La technologie embarquée dans les bâtiments commerciaux d’envergure n’a plus rien d’un secret ; les exemples d’installations « futuristes » foisonnent. Reste une question cruciale : quelle exploitation faisons-nous réellement de cette masse de données ?
L’intégration du BIM, de la GMAO, des jumeaux numériques ou encore le recours à l’intelligence artificielle pour détecter les anomalies et optimiser les performances constituent indéniablement des avancées majeures. Pourtant, un paradoxe persiste : seuls quelques ultra-spécialistes ou passionnés de technologie en saisissent la pleine valeur, tandis que la Direction générale, pourtant première concernée, reste singulièrement absente du débat.
Les optimistes diront que la Haute Direction se concentre sur son cœur de métier (core business), par souci d’efficacité et d’opportunité. Les réalistes, dont je suis, y voient une tout autre réalité : ces sujets n’intéressent tout simplement pas les dirigeants, car ils semblent échapper à leur cercle de compétences.

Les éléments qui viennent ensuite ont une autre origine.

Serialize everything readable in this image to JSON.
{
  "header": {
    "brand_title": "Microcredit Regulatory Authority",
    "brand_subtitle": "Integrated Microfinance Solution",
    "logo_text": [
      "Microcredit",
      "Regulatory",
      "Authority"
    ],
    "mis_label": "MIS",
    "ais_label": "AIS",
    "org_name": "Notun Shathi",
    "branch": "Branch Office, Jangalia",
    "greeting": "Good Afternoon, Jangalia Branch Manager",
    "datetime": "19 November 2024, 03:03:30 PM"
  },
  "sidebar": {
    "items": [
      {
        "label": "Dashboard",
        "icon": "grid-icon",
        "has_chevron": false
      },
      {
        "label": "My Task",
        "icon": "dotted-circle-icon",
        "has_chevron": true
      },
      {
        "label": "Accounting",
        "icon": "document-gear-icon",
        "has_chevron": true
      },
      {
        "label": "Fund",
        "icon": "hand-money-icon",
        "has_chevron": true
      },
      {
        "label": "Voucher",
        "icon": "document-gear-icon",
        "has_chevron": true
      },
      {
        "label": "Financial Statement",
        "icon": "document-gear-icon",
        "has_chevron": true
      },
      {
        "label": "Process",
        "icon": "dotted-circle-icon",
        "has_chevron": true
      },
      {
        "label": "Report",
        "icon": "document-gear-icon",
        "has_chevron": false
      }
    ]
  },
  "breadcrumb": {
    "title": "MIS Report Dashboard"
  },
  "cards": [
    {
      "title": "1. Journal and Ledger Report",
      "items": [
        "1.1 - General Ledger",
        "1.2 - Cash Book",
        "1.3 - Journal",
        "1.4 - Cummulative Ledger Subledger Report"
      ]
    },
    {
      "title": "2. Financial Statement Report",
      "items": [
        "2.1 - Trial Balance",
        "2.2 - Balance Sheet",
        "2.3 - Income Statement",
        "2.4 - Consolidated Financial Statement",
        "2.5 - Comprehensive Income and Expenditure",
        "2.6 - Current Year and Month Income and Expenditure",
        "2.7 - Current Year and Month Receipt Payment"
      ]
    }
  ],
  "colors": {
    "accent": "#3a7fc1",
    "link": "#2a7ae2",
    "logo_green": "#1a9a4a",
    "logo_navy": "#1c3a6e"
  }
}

Il suffit d’observer les assemblées, conférences et réunions dédiées à l’immobilier ou au Facility Management (FM) pour constater un entre-soi préoccupant. On y retrouve inlassablement les mêmes visages, les mêmes consultants techniques, les mêmes gourous du BIM et de la GMAO.
À qui la faute ? À un secteur FM incapable de se vendre au-delà de son cercle d’influence ou à des dirigeants qui n’ont pas encore intégré que les activités de support (back-office) impactent directement leur compte de résultats (P&L) ?
La vérité est que tous sont co-responsables. D’un côté, les mondes de l’immobilier et du FM se complaisent dans leurs certitudes, sans ouverture extérieure. De l’autre, les dirigeants restent focalisés sur la vente, la communication, les rendements à court terme et le relationnel.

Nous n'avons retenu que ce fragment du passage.